This week the New Zealand Taxpayer’s Union released a report that sets the record straight about the lack of effectiveness of sugar taxes in curbing obesity.
The report’s author, Joshua Riddiford, finds that proposed taxes on sugar-sweetened beverages are more about politicians passing their own personal judgments onto the general public instead of helping combat public health issues.
The data speaks for itself: “Only 1.6 percent of New Zealanders' total energy intake comes from the added sugar content of sugar sweetened non-alcoholic beverages … New Zealanders are still getting fatter despite consuming less calories, suggesting that we’re not burning as many calories.”

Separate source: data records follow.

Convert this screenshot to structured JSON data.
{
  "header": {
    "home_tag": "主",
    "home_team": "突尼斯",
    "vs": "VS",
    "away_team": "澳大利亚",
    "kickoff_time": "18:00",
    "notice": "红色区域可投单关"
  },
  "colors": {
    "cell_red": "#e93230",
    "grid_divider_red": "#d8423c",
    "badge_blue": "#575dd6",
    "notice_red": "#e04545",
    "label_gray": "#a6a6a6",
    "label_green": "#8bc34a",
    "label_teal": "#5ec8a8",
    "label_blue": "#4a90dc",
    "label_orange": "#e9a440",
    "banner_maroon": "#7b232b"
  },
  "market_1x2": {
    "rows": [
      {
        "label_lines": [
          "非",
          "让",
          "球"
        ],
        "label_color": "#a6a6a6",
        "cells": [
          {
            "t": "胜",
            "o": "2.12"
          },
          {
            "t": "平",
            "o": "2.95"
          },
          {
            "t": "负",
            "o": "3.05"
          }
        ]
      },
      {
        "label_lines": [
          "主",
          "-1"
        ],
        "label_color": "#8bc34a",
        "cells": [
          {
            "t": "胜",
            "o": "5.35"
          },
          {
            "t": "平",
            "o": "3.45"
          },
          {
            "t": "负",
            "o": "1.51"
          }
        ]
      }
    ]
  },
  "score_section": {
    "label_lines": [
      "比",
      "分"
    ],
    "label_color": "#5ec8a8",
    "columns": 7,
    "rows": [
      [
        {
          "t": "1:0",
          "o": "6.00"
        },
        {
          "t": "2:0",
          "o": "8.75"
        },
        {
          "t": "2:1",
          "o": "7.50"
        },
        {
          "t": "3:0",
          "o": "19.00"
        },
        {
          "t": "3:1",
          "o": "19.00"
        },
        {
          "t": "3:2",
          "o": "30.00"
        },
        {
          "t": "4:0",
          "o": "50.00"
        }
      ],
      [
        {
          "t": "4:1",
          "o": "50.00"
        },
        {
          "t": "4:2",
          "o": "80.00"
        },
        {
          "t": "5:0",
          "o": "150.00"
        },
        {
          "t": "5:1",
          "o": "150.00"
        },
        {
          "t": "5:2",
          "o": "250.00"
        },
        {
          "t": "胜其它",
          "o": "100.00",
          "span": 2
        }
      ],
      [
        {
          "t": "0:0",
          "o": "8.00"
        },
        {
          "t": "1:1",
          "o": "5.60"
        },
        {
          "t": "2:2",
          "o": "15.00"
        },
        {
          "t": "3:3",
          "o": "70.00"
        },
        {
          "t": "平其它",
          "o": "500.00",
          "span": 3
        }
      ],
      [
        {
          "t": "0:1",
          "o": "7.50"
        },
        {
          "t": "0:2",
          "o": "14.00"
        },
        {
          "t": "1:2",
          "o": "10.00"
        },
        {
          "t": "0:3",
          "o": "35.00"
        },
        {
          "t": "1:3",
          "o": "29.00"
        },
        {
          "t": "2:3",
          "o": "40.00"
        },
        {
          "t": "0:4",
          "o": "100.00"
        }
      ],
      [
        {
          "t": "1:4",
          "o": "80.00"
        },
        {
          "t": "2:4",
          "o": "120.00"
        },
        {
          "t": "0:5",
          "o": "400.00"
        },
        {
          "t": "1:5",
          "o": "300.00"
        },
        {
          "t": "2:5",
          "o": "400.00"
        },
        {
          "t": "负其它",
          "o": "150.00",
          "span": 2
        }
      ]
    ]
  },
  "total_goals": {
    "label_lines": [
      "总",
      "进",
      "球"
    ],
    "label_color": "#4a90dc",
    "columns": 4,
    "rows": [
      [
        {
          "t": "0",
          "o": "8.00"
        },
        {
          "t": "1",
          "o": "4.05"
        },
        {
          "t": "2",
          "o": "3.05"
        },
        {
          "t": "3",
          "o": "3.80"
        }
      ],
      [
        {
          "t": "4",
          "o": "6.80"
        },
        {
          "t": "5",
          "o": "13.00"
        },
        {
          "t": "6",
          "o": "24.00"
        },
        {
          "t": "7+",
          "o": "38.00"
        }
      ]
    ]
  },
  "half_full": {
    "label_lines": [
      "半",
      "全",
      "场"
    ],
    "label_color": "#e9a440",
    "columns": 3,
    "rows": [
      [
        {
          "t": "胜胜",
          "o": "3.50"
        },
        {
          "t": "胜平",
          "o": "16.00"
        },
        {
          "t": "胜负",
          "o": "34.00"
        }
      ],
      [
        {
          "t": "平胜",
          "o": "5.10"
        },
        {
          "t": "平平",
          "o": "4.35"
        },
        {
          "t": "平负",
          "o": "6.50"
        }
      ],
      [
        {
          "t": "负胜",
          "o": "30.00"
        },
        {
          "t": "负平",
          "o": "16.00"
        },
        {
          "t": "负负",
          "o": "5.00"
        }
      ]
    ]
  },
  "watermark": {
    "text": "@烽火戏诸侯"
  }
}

This directly refutes the notion (and it is just a notion, since pro-soda tax activists have no proof of their claims) that we can tax our way to health. Riddiford says that the data shows that, “Sugar taxes hurt the poor and do not result in the decreased consumption tax-supporters claim.”
Exactly. Taxes just raise prices on common grocery items and do nothing to address serious health challenges that are best solved by providing people the information and advice they need to maintain balance in their lives.
Christopher Snowdon of Britain’s Institute of Economic Affairs agreed in a foreword to the report that politicians are playing a bait-and-switch game on taxpayers and the public, using health as the excuse to grab money for government spending of all kinds.
“A sugar tax is attractive to politicians because it allows them to engage in mass pick-pocketing with a sense of moral superiority … A policy that is known to incur significant costs without reaping any measurable rewards is a policy that should be rejected,” he wrote.